On 10 April 2020, 14 weeks after the first case was announced in China, Yemen was one of the last countries worldwide to announce a single confirmed case of COVID-19 infection in its population. Nevertheless, political authorities and the public, both in areas under the control of the Houthi movement and the internationally recognised government (GoY), responded early and in differing ways to the declaration of the pandemic. The current multiplicity of actors in charge of public health across the country as well as cultural and political differences in the way the pandemic is perceived by the population pose a challenge for humanitarian agencies trying to operate on the ground and across the Houthi/GoY divide.
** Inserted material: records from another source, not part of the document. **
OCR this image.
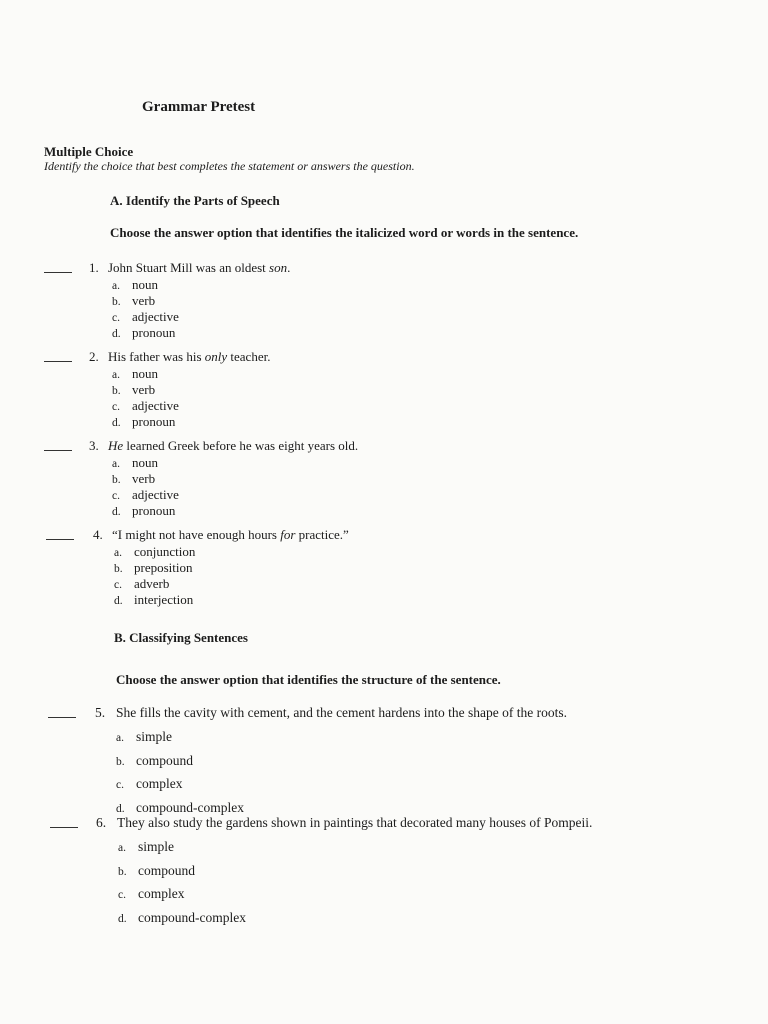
Grammar Pretest
Multiple Choice
Identify the choice that best completes the statement or answers the question.
A. Identify the Parts of Speech
Choose the answer option that identifies the italicized word or words in the sentence.
1. John Stuart Mill was an oldest son.
a. noun
b. verb
c. adjective
d. pronoun
2. His father was his only teacher.
a. noun
b. verb
c. adjective
d. pronoun
3. He learned Greek before he was eight years old.
a. noun
b. verb
c. adjective
d. pronoun
4. “I might not have enough hours for practice.”
a. conjunction
b. preposition
c. adverb
d. interjection
B. Classifying Sentences
Choose the answer option that identifies the structure of the sentence.
5. She fills the cavity with cement, and the cement hardens into the shape of the roots.
a. simple
b. compound
c. complex
d. compound-complex
6. They also study the gardens shown in paintings that decorated many houses of Pompeii.
a. simple
b. compound
c. complex
d. compound-complex
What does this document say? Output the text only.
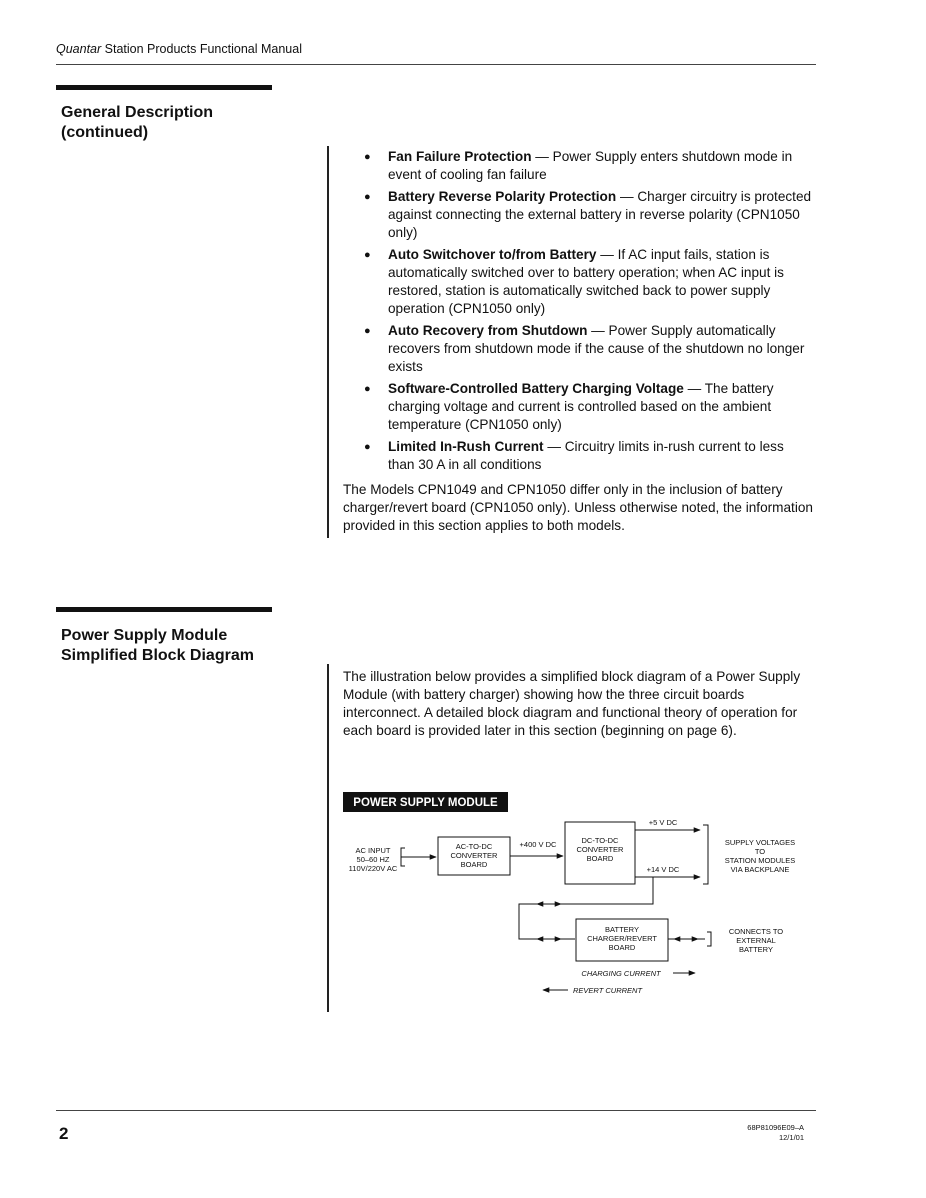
Quantar Station Products Functional Manual
General Description
(continued)
● Fan Failure Protection — Power Supply enters shutdown mode in event of cooling fan failure
● Battery Reverse Polarity Protection — Charger circuitry is protected against connecting the external battery in reverse polarity (CPN1050 only)
● Auto Switchover to/from Battery — If AC input fails, station is automatically switched over to battery operation; when AC input is restored, station is automatically switched back to power supply operation (CPN1050 only)
● Auto Recovery from Shutdown — Power Supply automatically recovers from shutdown mode if the cause of the shutdown no longer exists
● Software-Controlled Battery Charging Voltage — The battery charging voltage and current is controlled based on the ambient temperature (CPN1050 only)
● Limited In-Rush Current — Circuitry limits in-rush current to less than 30 A in all conditions
The Models CPN1049 and CPN1050 differ only in the inclusion of battery charger/revert board (CPN1050 only). Unless otherwise noted, the information provided in this section applies to both models.
Power Supply Module
Simplified Block Diagram
The illustration below provides a simplified block diagram of a Power Supply Module (with battery charger) showing how the three circuit boards interconnect. A detailed block diagram and functional theory of operation for each board is provided later in this section (beginning on page 6).
POWER SUPPLY MODULE
AC INPUT
50–60 HZ
110V/220V AC
AC-TO-DC
CONVERTER
BOARD
+400 V DC	DC-TO-DC
CONVERTER
BOARD
+5 V DC
+14 V DC
SUPPLY VOLTAGES
TO
STATION MODULES
VIA BACKPLANE
BATTERY
CHARGER/REVERT
BOARD
CONNECTS TO
EXTERNAL
BATTERY
CHARGING CURRENT
REVERT CURRENT
2	68P81096E09–A
12/1/01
This report charts the institutional reaction to the pandemic from the moment the Houthi and GoY administrations acknowledged the problem in mid-February until the end of April 2020 and the measures implemented by the various authorities that are in de facto control of different parts of the country. It also analyses the political narratives that have been adopted by the different authorities and popular perceptions towards the pandemic. Both narratives and perceptions influence the public’s health behaviour and determine the degree to which Yemenis will adopt and adhere to a variety of different measures. Thus this report presents an analysis of the potential impact of social perceptions and political narratives on a COVID-19 outbreak in Yemen, as well as recommendations for its mitigation.

Yemen’s northern governorates are under the authority of the Houthi movement. In the south of Yemen the internationally recognised government of president Hadi competes for control with the Southern Transitional Council (STC), and with locally influential political actors such as individual governors and militia leaders. As a result, the COVID-19 crisis has become yet another politicised element of the conflict and a way for each side to point at the failures of the other or even accuse the other of helping spread the virus. The report underlines this dialectic element in the parties’ opposing approaches and highlights the need for nuanced, customised interventions in different parts of Yemen by humanitarian agencies.

Key Findings

1. People in Houthi-controlled territories tend to downplay the risk associated with COVID-19 considering war their main existential threat. People in government and STC-controlled territories are more worried with the bad state of the healthcare system and lack of political initiative to deal with the pandemic.

2, Competition for political legitimacy among state and non-state authorities influences their response to COVID-19 and citizens’ health behaviour.

3. Houthi authorities are adopting a similar rhetoric and language as their regional partners, Iran and Hezbollah. The Government of Yemen (GoY) and Southern Transitional Council (STC) authorities take a more ‘Western’ or ‘scientific’ approach.